Non c'è dubbio che con Tangentopoli (neologismo coniato in ambienti giornalistici) si sia chiusa un'era politica - la cosiddetta prima repubblica - e se ne sia aperta un'altra paradossalmente peggiore. Le speranze di rinnovamento che tanti avevano riposto nell'azione della magistratura e nella possibilità di un rinnovamento politico sono andate in gran parte deluse. Vent'anni perduti, tra privatizzazioni truffa, mancanza di politiche industriali e di sviluppo, sterili contrapposizioni, precarizzazione del lavoro, scelte internazionali folli come quella dell'entrata nell'euro.
Tangentopoli è il risultato della fine della guerra fredda e della caduta del Muro di Berlino. Non è infatti pensabile che prima del 1992 la classe politica non rubasse. Rubavano tutti quelli che hanno avuto responsabilità politiche a livello nazionale e locale, compresi le formazioni politiche uscite miracolosamente indenni dalle inchieste. Nessuno però ebbe l'ardire di compiere - diciamo negli anni 70 - una operazione come quella realizza da Di Pietro & co. Non ce ne sarebbe stata la possibilità, né sotto il profilo interno né soprattutto sotto quello internazionale. Qualcuno ebbe la tentazione: pensiamo allo scandalo Lockheed con l'Aldo Moro del "non ci faremo processare nelle piazze" oppure agli incredibili maneggi di Michele Sindona e la famosa lista dei 500... a parte l'incriminazione di qualche personaggio minore non successe assolutamente nulla. Nessuno poteva prendersi la responsabilità di distruggere -in piena guerra fredda- i partiti di governo per provare a mettere al loro posto i comunisti. Sarebbe saltato il banco con la conseguenza di aprire le porte ad una dittatura militare sul modello cileno (appoggiata dagli americani).
Negli anni 70 e nella prima metà degli anni 80 la magistratura era poi impegnata nell'opera di repressione dei moti eversivi di destra e di sinistra che minacciavano (spesso avvalendosi di agganci interni ed esteri) le istituzioni repubblicane.
E' lecito ritenere comunque che se il Muro fosse caduto dieci anni dopo Mani Pulite non ci sarebbe stata. Non per mancanza di condizioni "giudiziarie" ma per mancanza di quelle "politiche". Chi non contestualizza gli eventi sotto il profilo storico e politico si limita ad una visione giudiziaria delle vicende che a mio parere è assolutamente fuorviante.
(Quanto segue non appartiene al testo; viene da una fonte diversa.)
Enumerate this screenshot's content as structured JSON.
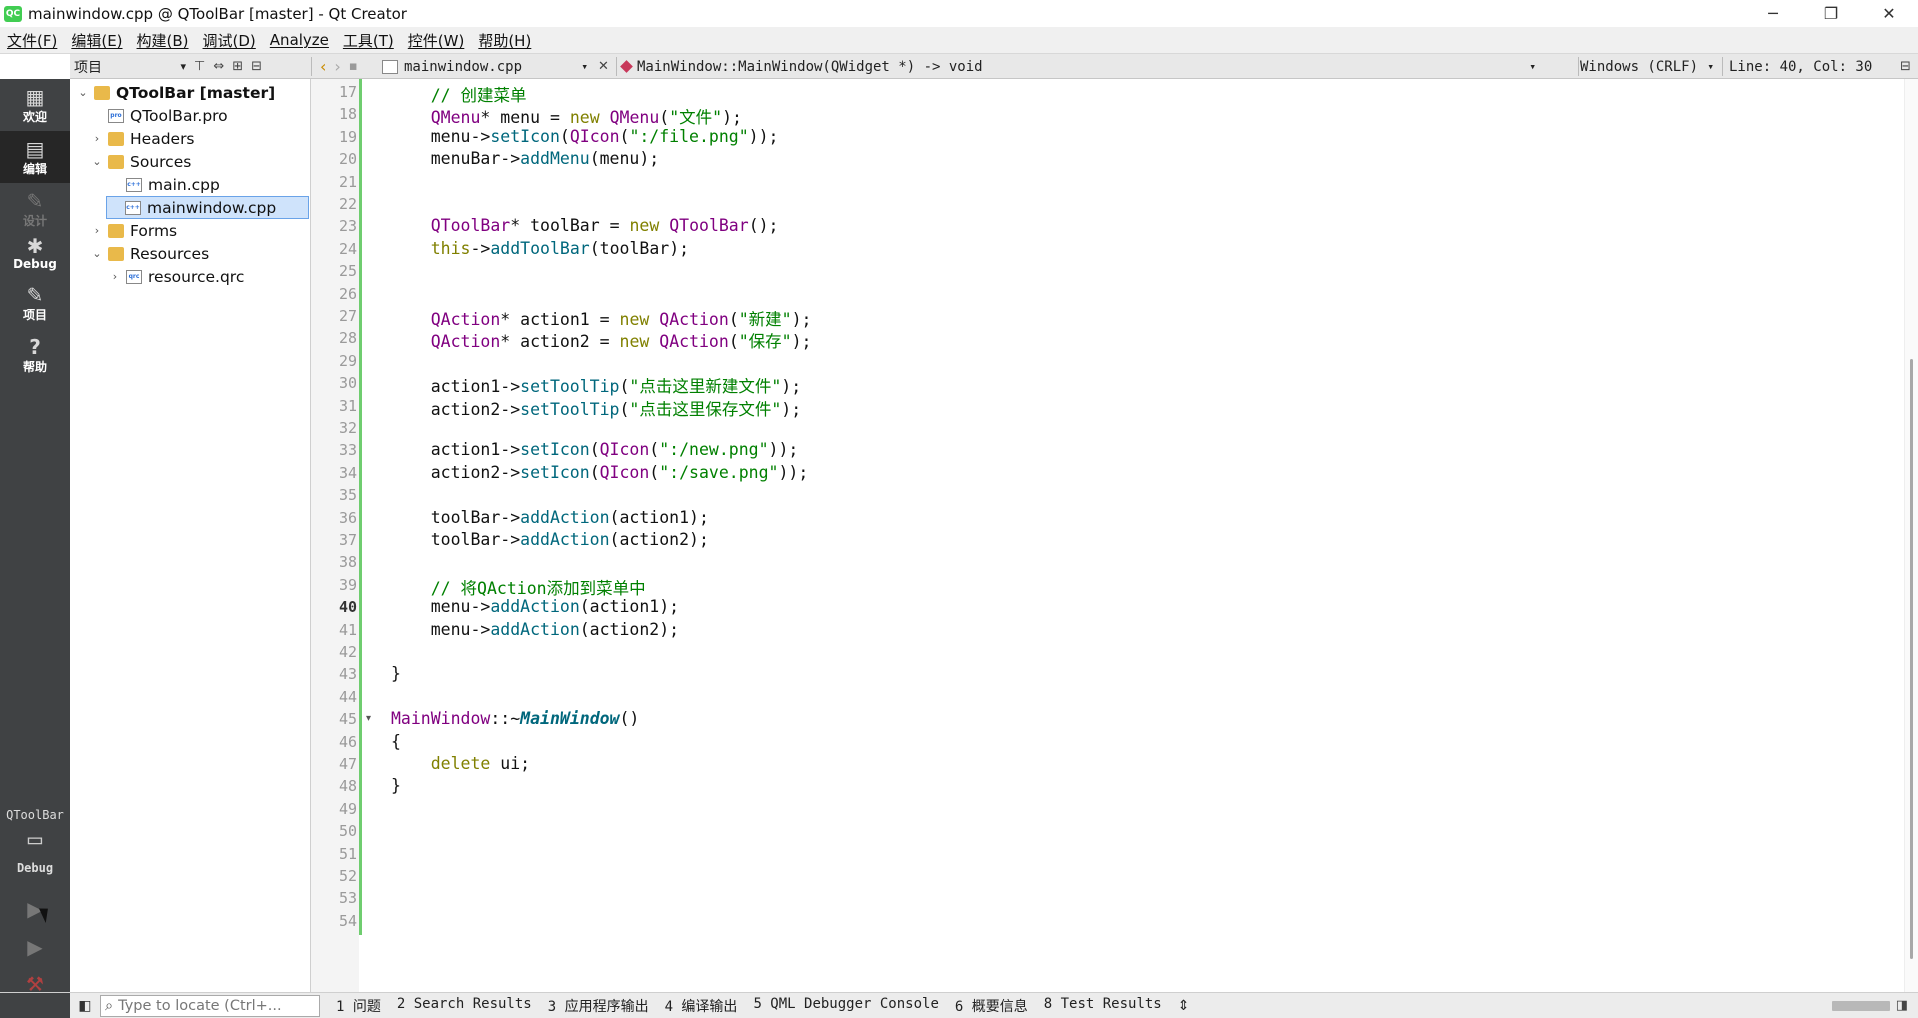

Ma una domanda appare particolarmente interessante: ci sono le condizioni per una nuova Mani Pulite? Sotto il profilo giuridico e giudiziario certamente sì, nel senso che non passa giorno senza che qualche magistrato incappi in condotte che possono essere qualificate normativamente come reati. Sotto il profilo politico c'è da avere dei dubbi, in un momento in cui i partiti maggiori sembrano andare d'amore e d'accordo nel garantire la maggioranza al governo tecnico presieduto da Mario Monti. Un governo, occorre non dimenticarlo, fermamente voluto e sostenuto dal capo dello stato, dall'Europa e da poteri forti a carattere sovranazionale. Per certi versi si stanno riproponendo le medesime condizioni degli anni della guerra fredda quando la collocazione internazionale dell'Italia non permetteva fughe in avanti. Bisogna vedere quanto durerà questa situazione e per quanto tempo sarà possibile mantenere intatto il vaso di Pandora. C'è da pensare che non appena sarà passata la buriana dei mercati internazionali si scatenerà una nuova ondata di inchieste giudiziare tale da mandare a casa (o in galera) la cosiddetta classe politica che ha malgovernato l'Italia in questi ultimi 20 anni (il tutto ovviamente con una opinione pubblica plaudente ma incapace di generare alternative politiche credibili).